Я не случайно сказал «икона»: в облике Рафаэля было нечто родственное скульптурным изображениям юных мучеников и спасителя нашего на молитве. Это сходство еще усиливалось полной неподвижностью позы, вьющейся каштановой бородкой, оттенявшей бледную восковую кожу, женственной и болезненной красотой лица и незрячим, лишенным выражения взглядом.
— Сеньоры ваши сестрицы сказали мне, что... — пролепетал пораженный посетитель. — Так вот... очень это прискорбно для вас — потерять орган... Но кто знает. Есть ведь хорошие доктора...
— Ах, сеньор мой, — отозвался слепой мелодичным и проникновенным голосом, от которого скрягу бросило в дрожь, — благодарю вас за слова утешения, но они — увы! — бесполезны: надежды больше нет.
Вошла Фидела с чашкой бульона для брата и прервала наступившее было неловкое молчание.

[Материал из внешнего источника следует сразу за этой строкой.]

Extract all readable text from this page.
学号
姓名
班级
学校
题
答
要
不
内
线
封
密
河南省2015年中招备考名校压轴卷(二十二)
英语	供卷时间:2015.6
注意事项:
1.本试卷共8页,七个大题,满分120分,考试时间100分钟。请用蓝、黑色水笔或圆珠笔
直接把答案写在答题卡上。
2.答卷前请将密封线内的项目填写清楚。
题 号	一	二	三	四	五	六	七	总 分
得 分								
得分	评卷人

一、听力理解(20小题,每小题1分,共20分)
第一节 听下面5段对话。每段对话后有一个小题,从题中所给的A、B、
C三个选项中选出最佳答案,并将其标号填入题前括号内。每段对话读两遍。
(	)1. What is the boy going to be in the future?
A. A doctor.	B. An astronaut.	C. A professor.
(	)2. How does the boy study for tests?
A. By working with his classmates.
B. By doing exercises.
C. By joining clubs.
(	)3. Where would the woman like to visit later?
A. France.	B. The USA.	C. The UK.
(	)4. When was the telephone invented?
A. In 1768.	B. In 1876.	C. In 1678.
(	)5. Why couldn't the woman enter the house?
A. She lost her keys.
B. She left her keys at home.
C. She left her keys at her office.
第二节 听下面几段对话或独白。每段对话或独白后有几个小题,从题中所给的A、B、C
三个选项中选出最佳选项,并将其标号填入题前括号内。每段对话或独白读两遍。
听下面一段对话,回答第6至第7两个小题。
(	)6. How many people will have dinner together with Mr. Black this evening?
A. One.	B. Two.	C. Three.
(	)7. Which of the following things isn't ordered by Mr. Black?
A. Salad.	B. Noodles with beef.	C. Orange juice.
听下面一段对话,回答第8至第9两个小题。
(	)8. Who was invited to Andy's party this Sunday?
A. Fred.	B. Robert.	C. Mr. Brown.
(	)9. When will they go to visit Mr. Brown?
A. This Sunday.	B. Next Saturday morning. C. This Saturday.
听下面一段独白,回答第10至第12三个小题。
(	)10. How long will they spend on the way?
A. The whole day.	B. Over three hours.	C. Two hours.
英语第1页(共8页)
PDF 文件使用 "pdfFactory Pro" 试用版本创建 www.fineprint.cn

Торквемада все еще держал руку слепого, прекрасную, тонкую и белую, как у женщины.
— На все божья воля, — выпалил, наконец, скряга.
Он мучительно искал в уме подходящую к случаю фразу. — Ведь вот какое несчастье, но... судьба вознаградила вас: сестрицы ваши так добры, так вас любят.

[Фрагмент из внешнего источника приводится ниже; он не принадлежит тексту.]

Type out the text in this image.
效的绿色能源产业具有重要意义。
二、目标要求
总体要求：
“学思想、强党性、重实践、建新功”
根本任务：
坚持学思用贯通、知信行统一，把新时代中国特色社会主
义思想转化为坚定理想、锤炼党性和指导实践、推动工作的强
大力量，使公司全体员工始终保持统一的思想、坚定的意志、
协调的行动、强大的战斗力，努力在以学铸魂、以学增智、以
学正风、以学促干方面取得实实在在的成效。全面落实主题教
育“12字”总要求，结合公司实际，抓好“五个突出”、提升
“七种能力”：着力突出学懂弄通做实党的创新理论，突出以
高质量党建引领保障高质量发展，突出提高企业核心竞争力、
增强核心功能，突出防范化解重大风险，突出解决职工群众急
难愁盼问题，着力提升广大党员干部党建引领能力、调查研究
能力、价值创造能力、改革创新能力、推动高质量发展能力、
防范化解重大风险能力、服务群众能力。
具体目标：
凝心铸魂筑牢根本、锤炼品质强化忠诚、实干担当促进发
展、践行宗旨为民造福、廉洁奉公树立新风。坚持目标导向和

— Это правда. Нет худа без добра, как и добра без худа, — промолвил Рафаэль, повернувшись по направлению голоса собеседника.
Крус охлаждала бульон, переливая его из чашки в блюдце и обратно. Дон Франсиско с удивлением разглядывал Рафаэля: безупречную опрятность его светлой шерстяной блузы, темных брюк и красных домашних туфель, облегавших ногу. Не так давно еще сеньорито дель Агила слыл одним из красивейших юношей в Мадриде и славился умением одеваться с безукоризненным вкусом. С потерей зрения все это утратило смысл, но любящие сестры наперебой старались одевать и наряжать его, как если бы он по-прежнему мог любоваться своей красотой перед зеркалом. Следить за внешностью брата сделалось для них делом фамильной гордости; среди всех невзгод и лишений эта прихоть была их единственной отрадой. Крус или Фидела каждое утро причесывали Рафаэля так тщательно, точно снаряжали на бал, заботливо разбирая на пробор его красивые волосы, как прежде укладывал их он сам; холили его усы и бородку. Обе они знали, что этот внимательный уход приятен ему как напоминание о беззаботной юности. «Как ты хорош!»— говорили они, чтобы доставить удовольствие брату, и сами радовались вместе с ним.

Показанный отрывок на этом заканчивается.